In terms of conventional 30yr fixed quotes on top tier scenarios, the best we’ve ever seen was a range from 3.125%-3.25% on a few days in late 2012.  We did manage to spend a few days back at 3.25% in early July 2016, but since then, this new range rests between 3.375% and 3.5%.  In other words, rates have held for more than a month at levels that are a mere quarter point higher than the all-time lows that only held for a few days.  Ergo, unless you happen to be one of the lucky few that could get an application in during those brief opportunities, today’s rates might as well be all-time lows.  Congrats!

The narrowness may be coming to an end next week.  There’s never a guarantee about future market movement, of course, but lots of investors are looking at next week’s Jackson Hole symposium (a big fireside chat with the Fed where the sitting Chairperson often gives a slightly less cryptic outlook for the near-term path of rates) as the moment that rates will have to pick a side of the range and move in that direction for a while.  Granted, the Fed Funds Rate does not directly affect mortgage rates, but if markets suddenly see greater chances of a Fed rate hike based on something Yellen says as Jackson Hole, mortgage rates would likely opt to move higher.  

Loan Originator Perspectives

Yesterday was a decent day to lock in, all things considered. I would be skeptical of locking into today’s weakness on a Friday, but again things can get very ugly very quickly. I will recommend not locking in today, but only because I locked in the majority of loans closing inside of 30 days yesterday.
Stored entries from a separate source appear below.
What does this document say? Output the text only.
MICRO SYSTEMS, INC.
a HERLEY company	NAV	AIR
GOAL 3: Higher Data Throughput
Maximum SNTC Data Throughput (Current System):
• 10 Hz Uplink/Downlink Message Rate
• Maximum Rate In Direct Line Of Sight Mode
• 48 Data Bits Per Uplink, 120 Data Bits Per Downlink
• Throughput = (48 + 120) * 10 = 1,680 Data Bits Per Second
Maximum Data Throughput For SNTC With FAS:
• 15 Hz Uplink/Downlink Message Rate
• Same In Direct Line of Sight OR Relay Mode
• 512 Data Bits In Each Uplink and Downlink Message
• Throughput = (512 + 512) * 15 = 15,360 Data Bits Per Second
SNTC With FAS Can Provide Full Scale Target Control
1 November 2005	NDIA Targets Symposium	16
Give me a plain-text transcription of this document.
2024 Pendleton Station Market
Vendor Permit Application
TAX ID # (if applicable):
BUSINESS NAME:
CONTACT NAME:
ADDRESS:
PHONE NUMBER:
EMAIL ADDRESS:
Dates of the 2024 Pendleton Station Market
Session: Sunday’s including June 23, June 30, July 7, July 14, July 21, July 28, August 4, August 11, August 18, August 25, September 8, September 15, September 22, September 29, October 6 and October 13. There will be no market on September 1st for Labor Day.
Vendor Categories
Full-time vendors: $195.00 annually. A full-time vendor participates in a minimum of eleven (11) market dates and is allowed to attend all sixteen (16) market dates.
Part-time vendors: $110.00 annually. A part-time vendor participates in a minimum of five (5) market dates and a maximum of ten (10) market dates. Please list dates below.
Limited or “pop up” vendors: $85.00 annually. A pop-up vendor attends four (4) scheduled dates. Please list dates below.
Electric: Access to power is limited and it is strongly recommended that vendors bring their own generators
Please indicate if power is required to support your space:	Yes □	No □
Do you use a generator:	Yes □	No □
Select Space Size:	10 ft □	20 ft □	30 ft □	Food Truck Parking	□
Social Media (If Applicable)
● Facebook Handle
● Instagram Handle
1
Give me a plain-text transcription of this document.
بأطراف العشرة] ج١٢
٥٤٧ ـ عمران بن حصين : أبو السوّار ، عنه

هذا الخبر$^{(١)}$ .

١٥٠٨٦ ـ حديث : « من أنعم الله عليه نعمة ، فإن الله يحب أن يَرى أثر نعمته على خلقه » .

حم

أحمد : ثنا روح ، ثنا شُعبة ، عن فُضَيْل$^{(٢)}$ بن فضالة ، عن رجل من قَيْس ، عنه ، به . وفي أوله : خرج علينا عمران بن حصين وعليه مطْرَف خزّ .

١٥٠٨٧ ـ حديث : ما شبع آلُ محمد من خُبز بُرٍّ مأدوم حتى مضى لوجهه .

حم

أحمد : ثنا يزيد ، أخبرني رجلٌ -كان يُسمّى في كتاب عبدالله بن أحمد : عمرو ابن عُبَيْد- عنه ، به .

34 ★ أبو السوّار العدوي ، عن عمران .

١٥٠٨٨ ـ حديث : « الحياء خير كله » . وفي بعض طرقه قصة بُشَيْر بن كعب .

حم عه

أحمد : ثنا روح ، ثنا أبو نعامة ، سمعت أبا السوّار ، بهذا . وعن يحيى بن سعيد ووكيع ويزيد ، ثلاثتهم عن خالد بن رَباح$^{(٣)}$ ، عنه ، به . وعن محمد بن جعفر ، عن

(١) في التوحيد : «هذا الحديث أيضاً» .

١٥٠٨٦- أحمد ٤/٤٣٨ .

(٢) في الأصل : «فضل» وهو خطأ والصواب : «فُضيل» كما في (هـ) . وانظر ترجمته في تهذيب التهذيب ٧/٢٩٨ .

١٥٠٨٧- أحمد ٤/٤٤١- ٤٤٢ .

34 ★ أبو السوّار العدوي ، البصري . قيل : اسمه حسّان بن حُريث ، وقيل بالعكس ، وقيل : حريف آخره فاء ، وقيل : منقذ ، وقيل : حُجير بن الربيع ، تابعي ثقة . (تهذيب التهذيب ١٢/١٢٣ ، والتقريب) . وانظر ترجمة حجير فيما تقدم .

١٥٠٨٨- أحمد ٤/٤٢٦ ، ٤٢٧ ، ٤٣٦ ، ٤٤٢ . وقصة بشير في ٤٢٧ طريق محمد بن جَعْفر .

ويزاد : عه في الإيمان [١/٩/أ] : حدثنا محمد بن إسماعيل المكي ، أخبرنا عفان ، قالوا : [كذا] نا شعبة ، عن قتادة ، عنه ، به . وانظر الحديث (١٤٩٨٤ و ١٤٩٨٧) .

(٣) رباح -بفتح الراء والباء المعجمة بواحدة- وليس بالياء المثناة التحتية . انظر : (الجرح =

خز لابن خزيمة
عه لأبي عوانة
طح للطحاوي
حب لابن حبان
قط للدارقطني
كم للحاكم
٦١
Have a great weekend. –Constantine Floropoulos, VP, The Federal Savings Bank

The benchmark 10 year note is flirting with breaking the range to the top side this morning.  If the 10 year holds below 1.59, I would float over the weekend.  If that breaks, I would look to lock today. –Victor Burek, Churchill Mortgage

Today’s Best-Execution Rates

  • 30YR FIXED – 3.375 – 3.5%
  • FHA/VA – 3.0 – 3.25%
  • 15 YEAR FIXED – 2.75%
  • 5 YEAR ARMS –  2.75 – 3.25% depending on the lender

Ongoing Lock/Float Considerations

  • In the biggest of pictures, “global growth concerns” remain the driving force behind the long-term trend toward lower rates
  • Amid that trend, periodic corrections toward higher rates can and will happen.  These can happen for no apparent reason, or they can be brought on by changes in expectations surrounding central bank policy at home and abroad, as well as geopolitical and systemic risks

  • Time horizon and risk tolerance are 2 variables to consider when it comes to locking.  If you have plenty of time and don’t mind losing some ground, set a limit as to how much higher rates could go before you’d lock to avoid further losses, and then float in the hopes of never seeing that limit.
  • In the shorter-term, it’s always good to look for lock opportunities after rates have been moving lower or sideways repeatedly, especially if they’ve since begun to move back up in any sort of consistent way. 
  • As always, please keep in mind that the rates discussed generally refer to what we’ve termedbest-execution(that is, the most frequently quoted, conforming, conventional 30yr fixed rate for top tier borrowers, based not only on the outright price, but also ‘bang-for-the-buck.’  Generally speaking, our best-execution rate tends to connote no origination or discount points–though this can vary–and tends to predict Freddie Mac’s weekly survey with high accuracy.  It’s safe to assume that our best-ex rate is the more timely and accurate of the two due to Freddie’s once-a-week polling method).